Quelles postures les élus de demain doivent-ils adopter pour inventer ces coopérations gagnant-gagnantes ?

Ces dernières années, la France a beaucoup souffert des réformes de structure menées au pas de charge. La fusion des grandes régions a laissé beaucoup de traces. Elles ont créé des rivalités alors que nous avons besoin de coordination et de dialogue. L’heure devrait être à la stabilisation, à la simplification, et non pas à l’ajout de nouvelles couches institutionnelles. Aux acteurs en place de tirer le mieux possible parti du millefeuille existant actuellement. Autant que faire se peut, il me semble qu’on gagnerait à appliquer systématiquement le principe de subsidiarité au profit de l’échelon local.

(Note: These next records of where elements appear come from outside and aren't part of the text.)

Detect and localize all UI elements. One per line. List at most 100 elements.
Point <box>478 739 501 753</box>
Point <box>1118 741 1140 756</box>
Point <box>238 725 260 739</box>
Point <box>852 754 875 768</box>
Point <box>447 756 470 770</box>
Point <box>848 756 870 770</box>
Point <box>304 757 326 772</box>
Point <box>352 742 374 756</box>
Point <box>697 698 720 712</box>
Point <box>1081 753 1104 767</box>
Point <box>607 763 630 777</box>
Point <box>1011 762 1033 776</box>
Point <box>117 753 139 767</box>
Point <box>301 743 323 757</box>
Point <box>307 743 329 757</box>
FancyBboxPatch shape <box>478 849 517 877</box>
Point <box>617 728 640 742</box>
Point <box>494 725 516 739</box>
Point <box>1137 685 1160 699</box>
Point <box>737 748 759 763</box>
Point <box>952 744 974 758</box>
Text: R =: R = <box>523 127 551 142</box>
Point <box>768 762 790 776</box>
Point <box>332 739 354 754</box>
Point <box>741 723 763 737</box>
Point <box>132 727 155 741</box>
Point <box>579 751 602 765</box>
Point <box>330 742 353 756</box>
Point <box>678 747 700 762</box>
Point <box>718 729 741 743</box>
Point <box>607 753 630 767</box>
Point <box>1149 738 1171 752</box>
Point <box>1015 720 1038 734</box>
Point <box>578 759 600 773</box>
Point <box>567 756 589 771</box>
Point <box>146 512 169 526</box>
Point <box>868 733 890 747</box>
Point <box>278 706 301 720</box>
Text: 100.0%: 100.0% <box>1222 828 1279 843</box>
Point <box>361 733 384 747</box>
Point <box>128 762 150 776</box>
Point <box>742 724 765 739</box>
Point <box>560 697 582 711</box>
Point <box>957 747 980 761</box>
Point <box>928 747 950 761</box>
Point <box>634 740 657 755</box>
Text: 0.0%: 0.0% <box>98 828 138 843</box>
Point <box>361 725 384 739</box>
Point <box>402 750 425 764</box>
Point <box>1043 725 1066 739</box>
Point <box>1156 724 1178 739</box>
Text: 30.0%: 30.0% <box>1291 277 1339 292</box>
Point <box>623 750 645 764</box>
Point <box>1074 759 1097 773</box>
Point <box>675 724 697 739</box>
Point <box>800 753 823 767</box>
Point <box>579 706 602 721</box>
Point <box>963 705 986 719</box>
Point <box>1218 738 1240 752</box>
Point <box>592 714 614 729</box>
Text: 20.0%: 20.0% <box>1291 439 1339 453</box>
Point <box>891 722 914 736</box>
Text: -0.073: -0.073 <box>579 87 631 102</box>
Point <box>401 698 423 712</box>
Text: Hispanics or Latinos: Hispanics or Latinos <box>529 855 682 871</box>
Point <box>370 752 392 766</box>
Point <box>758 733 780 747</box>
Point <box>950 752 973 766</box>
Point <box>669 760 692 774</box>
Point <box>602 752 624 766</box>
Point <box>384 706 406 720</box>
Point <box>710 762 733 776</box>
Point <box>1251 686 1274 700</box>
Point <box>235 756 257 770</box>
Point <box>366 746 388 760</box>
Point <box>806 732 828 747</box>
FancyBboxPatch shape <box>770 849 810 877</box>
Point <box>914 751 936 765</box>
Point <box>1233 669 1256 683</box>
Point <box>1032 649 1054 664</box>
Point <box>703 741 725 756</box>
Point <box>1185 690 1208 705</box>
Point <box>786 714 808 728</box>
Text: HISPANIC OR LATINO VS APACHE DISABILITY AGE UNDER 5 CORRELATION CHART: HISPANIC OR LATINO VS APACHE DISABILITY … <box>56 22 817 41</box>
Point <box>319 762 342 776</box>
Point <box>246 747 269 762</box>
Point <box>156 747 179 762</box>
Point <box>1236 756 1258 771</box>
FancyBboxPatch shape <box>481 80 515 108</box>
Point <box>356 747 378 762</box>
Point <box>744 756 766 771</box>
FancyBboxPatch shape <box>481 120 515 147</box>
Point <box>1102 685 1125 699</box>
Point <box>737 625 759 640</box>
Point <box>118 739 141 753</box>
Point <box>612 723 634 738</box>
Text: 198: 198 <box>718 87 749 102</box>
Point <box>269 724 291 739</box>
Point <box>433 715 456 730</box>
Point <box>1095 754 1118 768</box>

Les élus auront-ils alors la main sur tout, disposeront-ils de toutes les marges de manœuvre nécessaires pour adapter profondément nos modes de vies ?

C’est parce que le temps presse et que la multiplication des crises menace, que l’Etat doit créer les conditions de la résilience locale. Quels mécanismes adéquats permettra de favoriser les initiatives et les investissements visant à adapter nos sociétés aux grandes transitions ? Il faut y réfléchir sans tarder. Les élus volontaires doivent disposer des moyens de faire de la veille et collecter de l’information, la puissance publique doit les inciter à coopérer davantage entre eux, en leur offrant de la souplesse et de la liberté. Nous avons besoin d’une prise de conscience à tous les niveaux : local, régional, national, européen. Peut-être serait-il temps de revoir les règles de concurrence néfastes qui bloquent un certain nombre de projets de résilience locale. Je crois beaucoup aux capacités d’adaptation des élus si on leur donne les moyens de le faire.

Si chaque bassin de vie ne mène pas sa propre auto-analyse, il risque de se voir imposer un plan unique de sortie de crise au niveau national, qui ne soit pas adapté à ses spécificités locales et qui risque de ne pas entraîner les populations locales.